The first zero carbon building in Hong Kong was established to demonstrate how eco-design combined with active green technologies can greatly reduce the emissions of city buildings, and produce a more comfortable, healthier living environment for all. Given that in Hong Kong, buildings account for some 89 per cent of electricity use – and electricity in turn accounts for more than 60 per cent of the total local emissions – greener construction is pivotal to the government’s carbon reduction targets.
One of the problems with existing buildings, Lim says, is the glass curtain wall facade almost universally adopted for high-rise construction during the 1960 and 70s.
“You’d think the curtain wall is environmentally friendly as it lets in natural light, but those windows can’t be opened [and need constant air conditioning], and the glass also produces glare and reflects heat,” he explains.

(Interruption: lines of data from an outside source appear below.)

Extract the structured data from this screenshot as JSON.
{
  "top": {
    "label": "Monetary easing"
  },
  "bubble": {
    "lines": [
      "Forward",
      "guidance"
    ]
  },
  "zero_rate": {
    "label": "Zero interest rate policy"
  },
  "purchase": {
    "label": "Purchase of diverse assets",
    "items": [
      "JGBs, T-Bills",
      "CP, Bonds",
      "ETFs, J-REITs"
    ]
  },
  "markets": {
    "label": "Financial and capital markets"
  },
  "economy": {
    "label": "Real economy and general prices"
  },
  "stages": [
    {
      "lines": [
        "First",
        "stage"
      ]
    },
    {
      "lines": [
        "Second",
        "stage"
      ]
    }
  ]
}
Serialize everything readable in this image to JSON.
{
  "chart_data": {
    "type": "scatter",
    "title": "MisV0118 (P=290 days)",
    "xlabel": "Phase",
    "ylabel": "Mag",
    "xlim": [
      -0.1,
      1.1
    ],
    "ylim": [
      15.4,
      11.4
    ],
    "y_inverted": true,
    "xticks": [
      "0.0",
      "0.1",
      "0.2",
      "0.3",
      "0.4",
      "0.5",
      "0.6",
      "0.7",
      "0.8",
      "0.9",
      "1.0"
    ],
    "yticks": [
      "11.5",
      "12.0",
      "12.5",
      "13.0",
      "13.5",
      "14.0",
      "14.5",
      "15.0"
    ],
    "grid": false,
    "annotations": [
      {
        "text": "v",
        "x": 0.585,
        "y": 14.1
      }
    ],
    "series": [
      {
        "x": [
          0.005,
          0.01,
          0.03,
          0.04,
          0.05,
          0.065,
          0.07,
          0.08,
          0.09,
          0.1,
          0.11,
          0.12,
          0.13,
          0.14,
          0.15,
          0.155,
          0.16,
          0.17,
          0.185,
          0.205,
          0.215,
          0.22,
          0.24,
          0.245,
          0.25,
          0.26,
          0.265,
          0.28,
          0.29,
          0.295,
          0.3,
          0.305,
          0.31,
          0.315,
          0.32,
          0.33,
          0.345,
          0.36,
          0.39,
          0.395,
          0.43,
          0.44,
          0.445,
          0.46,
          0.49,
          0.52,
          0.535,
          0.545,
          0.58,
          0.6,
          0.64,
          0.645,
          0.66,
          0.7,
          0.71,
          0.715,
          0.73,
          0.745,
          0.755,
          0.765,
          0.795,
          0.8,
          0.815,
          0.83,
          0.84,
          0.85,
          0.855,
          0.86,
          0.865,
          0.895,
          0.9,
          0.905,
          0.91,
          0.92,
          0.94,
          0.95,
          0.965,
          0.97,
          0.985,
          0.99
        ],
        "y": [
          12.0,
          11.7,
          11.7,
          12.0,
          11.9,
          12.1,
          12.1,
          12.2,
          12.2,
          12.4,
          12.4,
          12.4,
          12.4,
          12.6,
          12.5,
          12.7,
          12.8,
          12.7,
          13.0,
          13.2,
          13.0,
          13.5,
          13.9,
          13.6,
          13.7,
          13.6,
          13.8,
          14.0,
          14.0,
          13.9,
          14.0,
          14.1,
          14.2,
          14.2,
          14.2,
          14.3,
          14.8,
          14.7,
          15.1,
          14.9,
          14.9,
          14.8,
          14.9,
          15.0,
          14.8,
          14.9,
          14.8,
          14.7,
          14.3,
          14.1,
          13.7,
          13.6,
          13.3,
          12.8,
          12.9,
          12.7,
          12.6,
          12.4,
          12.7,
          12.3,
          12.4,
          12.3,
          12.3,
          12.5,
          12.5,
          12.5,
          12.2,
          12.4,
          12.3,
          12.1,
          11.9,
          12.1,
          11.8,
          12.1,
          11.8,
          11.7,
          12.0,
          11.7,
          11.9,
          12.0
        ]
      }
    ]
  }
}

Buildings, Lim continues, “are meant to breathe”. That means allowing natural ventilation through opening windows and site orientation – features he was able to include in the Eco-home show flat.
Following its initial unveiling in 2012, the Eco-home at ZCB was subsequently revamped in line with the evolving technologies. It further demonstrates a holistic, sustainable way of living that can be easily adopted by the public, and how a smart design philosophy for a low carbon home can enhance quality of life.
Replicating a typical Hong Kong apartment, the Eco-home has a living room, an open kitchen, bedroom and bathroom. Its design approach is one of stylish contemporary living, incorporating five fundamental elements of sustainable design – energy and water conservation, comfort level, materials selection and lifestyle decisions – to form a semi-self-sustained system.
“To meet LEED (Leadership in Energy and Environmental Design) criteria, all construction materials are sustainable – such as [cabinetry] veneers made from banana leaf, and bamboo flooring,” Lim explains. “In the bathroom, we used low-flow faucets [taps] with a hand drier built into the tap. We have a food-waste digester in the kitchen and a greenhouse on the terrace where people can hydroponically grow herbs and vegetables for the table.”
The show flat also has a piezo electricity generating floor (which harvests energy simply by being walked on), smart lighting systems and a water-efficient washing machine.
A comfortable indoor environment is achieved, even throughout summer, via a custom-designed passive cooling system.
“We have a lot of opening windows, and a bladeless ceiling fan,” Lim explains. To make sleeping easier on the hottest of nights, “we designed a bed so that if you do need to turn on air conditioning, the cool air is confined to the bed instead of the whole room”, he says.
All of the products and technologies showcased at the Eco-home are available in Hong Kong now. Guided tours of the facility may be arranged by appointment.
Lim also notes that more developers in Hong Kong are aiming for LEED or BEAM (Building Environmental Assessment Method) certification.
An early mover, the CL3 imbued green elements into Hotel Icon, which was completed in 2011. The practice is also incorporating some of the latest environmental technologies into H Queen's, a new art hub in Central nearing completion for Henderson Land, which seeks gold certification in LEED and BEAM.
Lim sees it as an architect’s role to be environmentally conscious.
“We are at the forefront” of shaping the cities of the future, he says.